Last week, a comment was made to me about somebody liking a certain column in this newspaper. While there are a variety of columns in this newspaper that I consider to be excellent, there was one that was apparently considered to be more entertaining than the others. That column happened to be written by “the bald guy.”

I am the bald guy.

My entire life’s work has come down to being described by the lack of hair on my head. I have some hair, but I don’t feel like I have enough to work with. Some guys try to have a hairdresser work with heads like mine to give the appearance of having something going on. I could grow it from the side and have a nice combover. I could grow parts a normal length and be the picture of male pattern baldness. I, instead, choose to crop it close to the dome. It makes me look bald. Perhaps I should embrace my baldness. A lot of good men are bald, especially as I glance at the branches of my family tree.

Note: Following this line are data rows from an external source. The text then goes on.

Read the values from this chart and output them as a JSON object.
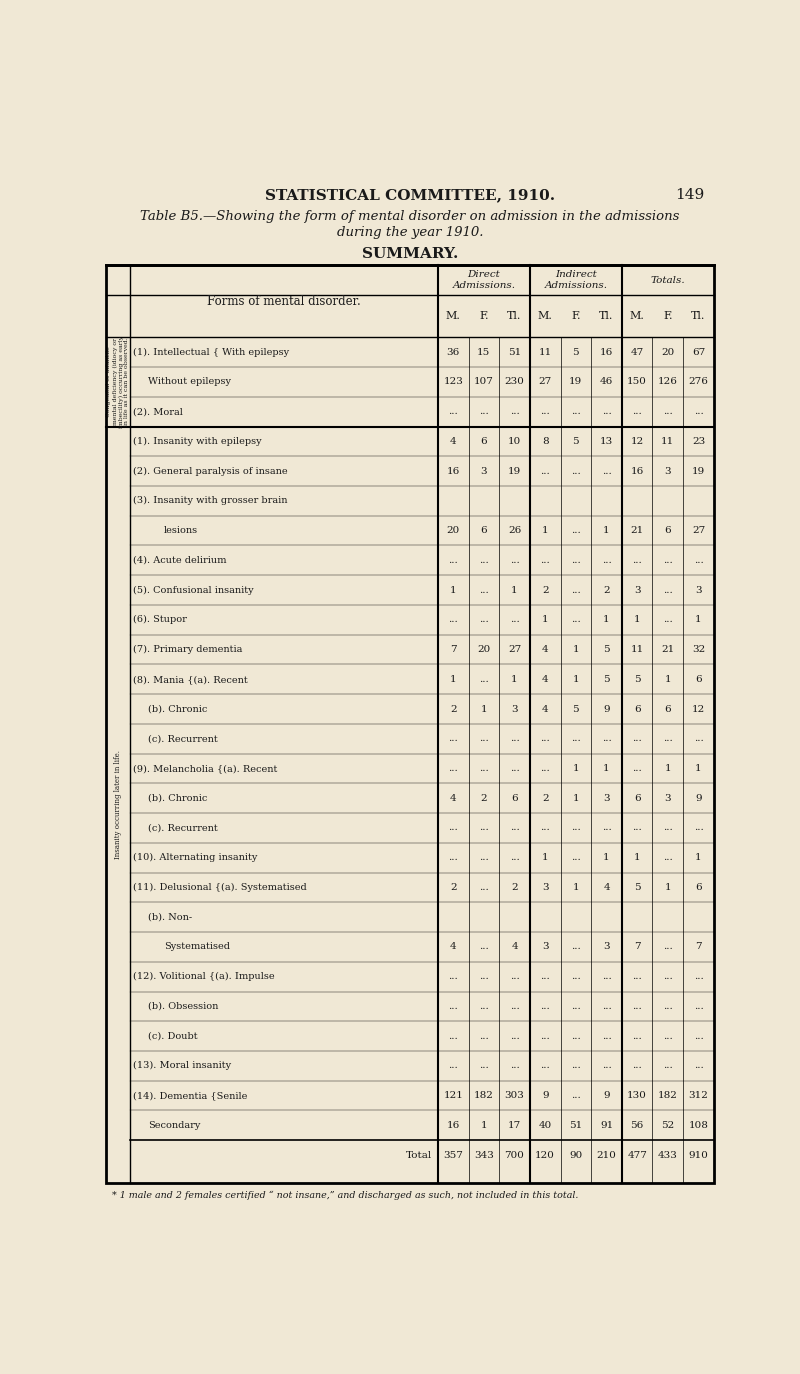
{
  "page_header": "STATISTICAL COMMITTEE, 1910.",
  "page_number": "149",
  "table_title_line1": "Table B5.—Showing the form of mental disorder on admission in the admissions",
  "table_title_line2": "during the year 1910.",
  "summary_label": "SUMMARY.",
  "bg_color": "#f0e8d5",
  "text_color": "#1a1a1a",
  "left_sidebar_top": "Congenital or infantile\nmental deficiency (idiocy or\nimbecility) occurring as early\nin life as it can be observed.",
  "left_sidebar_bottom": "Insanity occurring later in life.",
  "rows": [
    {
      "label": "(1). Intellectual { With epilepsy",
      "indent": 0,
      "vals": [
        "36",
        "15",
        "51",
        "11",
        "5",
        "16",
        "47",
        "20",
        "67"
      ]
    },
    {
      "label": "Without epilepsy",
      "indent": 1,
      "vals": [
        "123",
        "107",
        "230",
        "27",
        "19",
        "46",
        "150",
        "126",
        "276"
      ]
    },
    {
      "label": "(2). Moral",
      "indent": 0,
      "vals": [
        "...",
        "...",
        "...",
        "...",
        "...",
        "...",
        "...",
        "...",
        "..."
      ]
    },
    {
      "label": "(1). Insanity with epilepsy",
      "indent": 0,
      "vals": [
        "4",
        "6",
        "10",
        "8",
        "5",
        "13",
        "12",
        "11",
        "23"
      ]
    },
    {
      "label": "(2). General paralysis of insane",
      "indent": 0,
      "vals": [
        "16",
        "3",
        "19",
        "...",
        "...",
        "...",
        "16",
        "3",
        "19"
      ]
    },
    {
      "label": "(3). Insanity with grosser brain",
      "indent": 0,
      "vals": [
        "",
        "",
        "",
        "",
        "",
        "",
        "",
        "",
        ""
      ]
    },
    {
      "label": "lesions",
      "indent": 2,
      "vals": [
        "20",
        "6",
        "26",
        "1",
        "...",
        "1",
        "21",
        "6",
        "27"
      ]
    },
    {
      "label": "(4). Acute delirium",
      "indent": 0,
      "vals": [
        "...",
        "...",
        "...",
        "...",
        "...",
        "...",
        "...",
        "...",
        "..."
      ]
    },
    {
      "label": "(5). Confusional insanity",
      "indent": 0,
      "vals": [
        "1",
        "...",
        "1",
        "2",
        "...",
        "2",
        "3",
        "...",
        "3"
      ]
    },
    {
      "label": "(6). Stupor",
      "indent": 0,
      "vals": [
        "...",
        "...",
        "...",
        "1",
        "...",
        "1",
        "1",
        "...",
        "1"
      ]
    },
    {
      "label": "(7). Primary dementia",
      "indent": 0,
      "vals": [
        "7",
        "20",
        "27",
        "4",
        "1",
        "5",
        "11",
        "21",
        "32"
      ]
    },
    {
      "label": "(8). Mania {(a). Recent",
      "indent": 0,
      "vals": [
        "1",
        "...",
        "1",
        "4",
        "1",
        "5",
        "5",
        "1",
        "6"
      ]
    },
    {
      "label": "(b). Chronic",
      "indent": 1,
      "vals": [
        "2",
        "1",
        "3",
        "4",
        "5",
        "9",
        "6",
        "6",
        "12"
      ]
    },
    {
      "label": "(c). Recurrent",
      "indent": 1,
      "vals": [
        "...",
        "...",
        "...",
        "...",
        "...",
        "...",
        "...",
        "...",
        "..."
      ]
    },
    {
      "label": "(9). Melancholia {(a). Recent",
      "indent": 0,
      "vals": [
        "...",
        "...",
        "...",
        "...",
        "1",
        "1",
        "...",
        "1",
        "1"
      ]
    },
    {
      "label": "(b). Chronic",
      "indent": 1,
      "vals": [
        "4",
        "2",
        "6",
        "2",
        "1",
        "3",
        "6",
        "3",
        "9"
      ]
    },
    {
      "label": "(c). Recurrent",
      "indent": 1,
      "vals": [
        "...",
        "...",
        "...",
        "...",
        "...",
        "...",
        "...",
        "...",
        "..."
      ]
    },
    {
      "label": "(10). Alternating insanity",
      "indent": 0,
      "vals": [
        "...",
        "...",
        "...",
        "1",
        "...",
        "1",
        "1",
        "...",
        "1"
      ]
    },
    {
      "label": "(11). Delusional {(a). Systematised",
      "indent": 0,
      "vals": [
        "2",
        "...",
        "2",
        "3",
        "1",
        "4",
        "5",
        "1",
        "6"
      ]
    },
    {
      "label": "(b). Non-",
      "indent": 1,
      "vals": [
        "",
        "",
        "",
        "",
        "",
        "",
        "",
        "",
        ""
      ]
    },
    {
      "label": "Systematised",
      "indent": 2,
      "vals": [
        "4",
        "...",
        "4",
        "3",
        "...",
        "3",
        "7",
        "...",
        "7"
      ]
    },
    {
      "label": "(12). Volitional {(a). Impulse",
      "indent": 0,
      "vals": [
        "...",
        "...",
        "...",
        "...",
        "...",
        "...",
        "...",
        "...",
        "..."
      ]
    },
    {
      "label": "(b). Obsession",
      "indent": 1,
      "vals": [
        "...",
        "...",
        "...",
        "...",
        "...",
        "...",
        "...",
        "...",
        "..."
      ]
    },
    {
      "label": "(c). Doubt",
      "indent": 1,
      "vals": [
        "...",
        "...",
        "...",
        "...",
        "...",
        "...",
        "...",
        "...",
        "..."
      ]
    },
    {
      "label": "(13). Moral insanity",
      "indent": 0,
      "vals": [
        "...",
        "...",
        "...",
        "...",
        "...",
        "...",
        "...",
        "...",
        "..."
      ]
    },
    {
      "label": "(14). Dementia {Senile",
      "indent": 0,
      "vals": [
        "121",
        "182",
        "303",
        "9",
        "...",
        "9",
        "130",
        "182",
        "312"
      ]
    },
    {
      "label": "Secondary",
      "indent": 1,
      "vals": [
        "16",
        "1",
        "17",
        "40",
        "51",
        "91",
        "56",
        "52",
        "108"
      ]
    },
    {
      "label": "Total",
      "indent": 0,
      "vals": [
        "357",
        "343",
        "700",
        "120",
        "90",
        "210",
        "477",
        "433",
        "910"
      ],
      "is_total": true
    }
  ],
  "footnote": "* 1 male and 2 females certified “ not insane,” and discharged as such, not included in this total."
}
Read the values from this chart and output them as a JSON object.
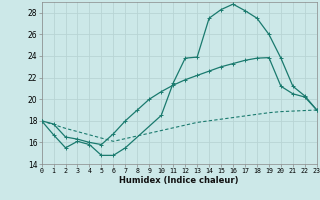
{
  "xlabel": "Humidex (Indice chaleur)",
  "bg_color": "#cce8e8",
  "grid_color": "#b8d4d4",
  "line_color": "#1a7a6e",
  "xlim": [
    0,
    23
  ],
  "ylim": [
    14,
    29
  ],
  "xticks": [
    0,
    1,
    2,
    3,
    4,
    5,
    6,
    7,
    8,
    9,
    10,
    11,
    12,
    13,
    14,
    15,
    16,
    17,
    18,
    19,
    20,
    21,
    22,
    23
  ],
  "yticks": [
    14,
    16,
    18,
    20,
    22,
    24,
    26,
    28
  ],
  "line1_x": [
    0,
    1,
    2,
    3,
    4,
    5,
    6,
    7,
    10,
    11,
    12,
    13,
    14,
    15,
    16,
    17,
    18,
    19,
    20,
    21,
    22,
    23
  ],
  "line1_y": [
    18,
    16.7,
    15.5,
    16.1,
    15.8,
    14.8,
    14.8,
    15.5,
    18.5,
    21.5,
    23.8,
    23.9,
    27.5,
    28.3,
    28.8,
    28.2,
    27.5,
    26.0,
    23.8,
    21.2,
    20.3,
    19.0
  ],
  "line2_x": [
    0,
    1,
    2,
    3,
    4,
    5,
    6,
    7,
    8,
    9,
    10,
    11,
    12,
    13,
    14,
    15,
    16,
    17,
    18,
    19,
    20,
    21,
    22,
    23
  ],
  "line2_y": [
    18.0,
    17.65,
    17.3,
    17.0,
    16.7,
    16.4,
    16.1,
    16.35,
    16.6,
    16.85,
    17.1,
    17.35,
    17.6,
    17.85,
    18.0,
    18.15,
    18.3,
    18.45,
    18.6,
    18.75,
    18.85,
    18.9,
    18.95,
    19.0
  ],
  "line3_x": [
    0,
    1,
    2,
    3,
    4,
    5,
    6,
    7,
    8,
    9,
    10,
    11,
    12,
    13,
    14,
    15,
    16,
    17,
    18,
    19,
    20,
    21,
    22,
    23
  ],
  "line3_y": [
    18.0,
    17.7,
    16.5,
    16.3,
    16.0,
    15.8,
    16.8,
    18.0,
    19.0,
    20.0,
    20.7,
    21.3,
    21.8,
    22.2,
    22.6,
    23.0,
    23.3,
    23.6,
    23.8,
    23.85,
    21.2,
    20.5,
    20.2,
    19.0
  ]
}
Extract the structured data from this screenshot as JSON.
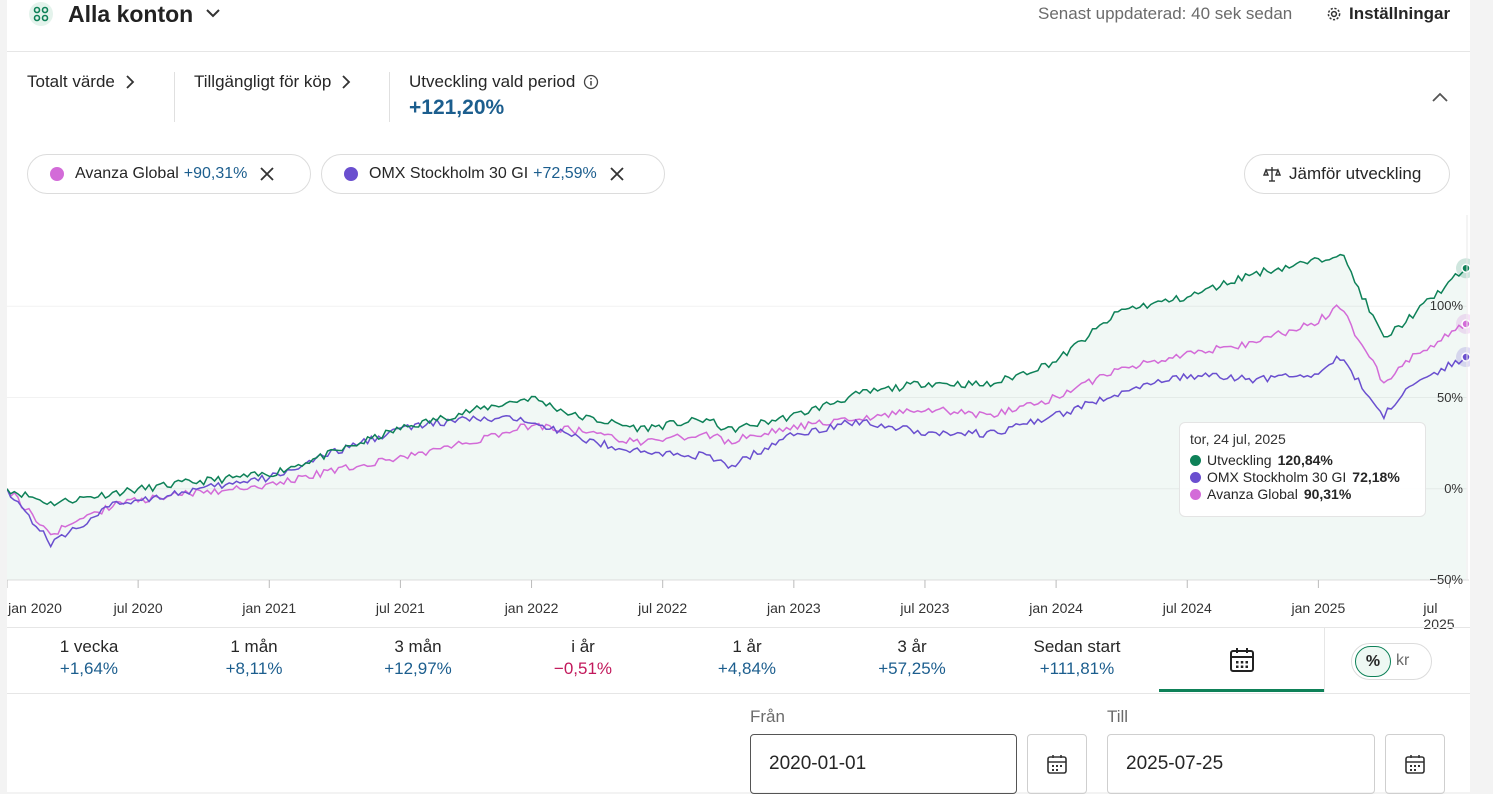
{
  "header": {
    "title": "Alla konton",
    "updated": "Senast uppdaterad: 40 sek sedan",
    "settings_label": "Inställningar"
  },
  "summary": {
    "total_label": "Totalt värde",
    "available_label": "Tillgängligt för köp",
    "period_label": "Utveckling vald period",
    "period_value": "+121,20%"
  },
  "chips": [
    {
      "name": "Avanza Global",
      "value": "+90,31%",
      "color": "#d36bd8"
    },
    {
      "name": "OMX Stockholm 30 GI",
      "value": "+72,59%",
      "color": "#6a4fcf"
    }
  ],
  "compare_label": "Jämför utveckling",
  "colors": {
    "accent": "#0e8158",
    "series_avanza": "#d36bd8",
    "series_omx": "#6a4fcf",
    "positive": "#1c5e8e",
    "negative": "#c2185b"
  },
  "chart_data": {
    "type": "line",
    "x_ticks": [
      "jan 2020",
      "jul 2020",
      "jan 2021",
      "jul 2021",
      "jan 2022",
      "jul 2022",
      "jan 2023",
      "jul 2023",
      "jan 2024",
      "jul 2024",
      "jan 2025",
      "jul 2025"
    ],
    "y_ticks": [
      "100%",
      "50%",
      "0%",
      "−50%"
    ],
    "ylim": [
      -50,
      150
    ],
    "series": [
      {
        "name": "Utveckling",
        "color": "#0e8158",
        "points": [
          [
            "2020-01",
            0
          ],
          [
            "2020-03",
            -8
          ],
          [
            "2020-06",
            -2
          ],
          [
            "2020-09",
            3
          ],
          [
            "2021-01",
            8
          ],
          [
            "2021-04",
            20
          ],
          [
            "2021-07",
            33
          ],
          [
            "2021-10",
            42
          ],
          [
            "2022-01",
            50
          ],
          [
            "2022-03",
            40
          ],
          [
            "2022-06",
            33
          ],
          [
            "2022-09",
            38
          ],
          [
            "2022-10",
            32
          ],
          [
            "2023-01",
            40
          ],
          [
            "2023-04",
            52
          ],
          [
            "2023-07",
            58
          ],
          [
            "2023-10",
            57
          ],
          [
            "2024-01",
            70
          ],
          [
            "2024-04",
            98
          ],
          [
            "2024-07",
            105
          ],
          [
            "2024-10",
            118
          ],
          [
            "2025-01",
            125
          ],
          [
            "2025-02",
            130
          ],
          [
            "2025-04",
            82
          ],
          [
            "2025-05",
            92
          ],
          [
            "2025-07-24",
            120.84
          ]
        ]
      },
      {
        "name": "OMX Stockholm 30 GI",
        "color": "#6a4fcf",
        "points": [
          [
            "2020-01",
            0
          ],
          [
            "2020-03",
            -30
          ],
          [
            "2020-06",
            -8
          ],
          [
            "2020-09",
            -2
          ],
          [
            "2021-01",
            6
          ],
          [
            "2021-04",
            20
          ],
          [
            "2021-07",
            33
          ],
          [
            "2021-10",
            38
          ],
          [
            "2022-01",
            38
          ],
          [
            "2022-03",
            28
          ],
          [
            "2022-06",
            20
          ],
          [
            "2022-09",
            18
          ],
          [
            "2022-10",
            12
          ],
          [
            "2023-01",
            30
          ],
          [
            "2023-04",
            37
          ],
          [
            "2023-07",
            31
          ],
          [
            "2023-10",
            30
          ],
          [
            "2024-01",
            40
          ],
          [
            "2024-04",
            53
          ],
          [
            "2024-07",
            62
          ],
          [
            "2024-10",
            60
          ],
          [
            "2025-01",
            63
          ],
          [
            "2025-02",
            72
          ],
          [
            "2025-04",
            40
          ],
          [
            "2025-05",
            55
          ],
          [
            "2025-07-24",
            72.18
          ]
        ]
      },
      {
        "name": "Avanza Global",
        "color": "#d36bd8",
        "points": [
          [
            "2020-01",
            0
          ],
          [
            "2020-03",
            -25
          ],
          [
            "2020-06",
            -8
          ],
          [
            "2020-09",
            -3
          ],
          [
            "2021-01",
            2
          ],
          [
            "2021-04",
            10
          ],
          [
            "2021-07",
            17
          ],
          [
            "2021-10",
            25
          ],
          [
            "2022-01",
            35
          ],
          [
            "2022-03",
            32
          ],
          [
            "2022-06",
            25
          ],
          [
            "2022-09",
            30
          ],
          [
            "2022-10",
            26
          ],
          [
            "2023-01",
            34
          ],
          [
            "2023-04",
            38
          ],
          [
            "2023-07",
            44
          ],
          [
            "2023-10",
            40
          ],
          [
            "2024-01",
            50
          ],
          [
            "2024-04",
            66
          ],
          [
            "2024-07",
            74
          ],
          [
            "2024-10",
            80
          ],
          [
            "2025-01",
            92
          ],
          [
            "2025-02",
            100
          ],
          [
            "2025-04",
            58
          ],
          [
            "2025-05",
            70
          ],
          [
            "2025-07-24",
            90.31
          ]
        ]
      }
    ]
  },
  "tooltip": {
    "date": "tor, 24 jul, 2025",
    "rows": [
      {
        "label": "Utveckling",
        "value": "120,84%",
        "color": "#0e8158"
      },
      {
        "label": "OMX Stockholm 30 GI",
        "value": "72,18%",
        "color": "#6a4fcf"
      },
      {
        "label": "Avanza Global",
        "value": "90,31%",
        "color": "#d36bd8"
      }
    ]
  },
  "periods": [
    {
      "label": "1 vecka",
      "value": "+1,64%",
      "sign": "pos"
    },
    {
      "label": "1 mån",
      "value": "+8,11%",
      "sign": "pos"
    },
    {
      "label": "3 mån",
      "value": "+12,97%",
      "sign": "pos"
    },
    {
      "label": "i år",
      "value": "−0,51%",
      "sign": "neg"
    },
    {
      "label": "1 år",
      "value": "+4,84%",
      "sign": "pos"
    },
    {
      "label": "3 år",
      "value": "+57,25%",
      "sign": "pos"
    },
    {
      "label": "Sedan start",
      "value": "+111,81%",
      "sign": "pos"
    }
  ],
  "toggle": {
    "percent": "%",
    "currency": "kr"
  },
  "dates": {
    "from_label": "Från",
    "from_value": "2020-01-01",
    "to_label": "Till",
    "to_value": "2025-07-25"
  }
}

I don’t really have a problem with being folically challenged. However, I’m going to work to change how people dscribe me. In college, I used to frequent a burger joint that when your order was up, they would yell out a description of you. For two years, I was “Large Man.” Between my junior and senior years, I went on a diet. When I returned to campus that fall, I was “Skinny Dude.” I guess I could be “Large Man” again, especially after this COVID-19 thing! COVID 20? That’s nothing. I had that by Christmas. But I choose not to be labeled by my belly.

I’m going to take this a different direction.

I know I will be able to change how I am described by people who don’t take time to learn my name. For just about all of my adult life, I have had facial hair. I went through the phase for a year or two where I just had a mustache, but it always looked kind of cheesy, so I have had to have a beard. Truth be told, this picture in this column is a fairly accurate reflection of who I am. I am usually with beard. I intend to make that my trademark.

For a few months, I shaved the beard. My mother shamed me into it. She always told me she hated my beard. But now we’ve had a couple Facetimes and a family Zoom or two, and she didn’t comment on my lack of facial hair.

So, it’s back to the beard.

When people glance at me and glance away, they no longer are going to say “bald guy.” They will say “bearded gentleman,” or something to that effect.

They won’t be able to call me the bald guy, because I am going to take evasive measure. I’m always going to wear a hat.

The bald guy is gone. The beard is taking over!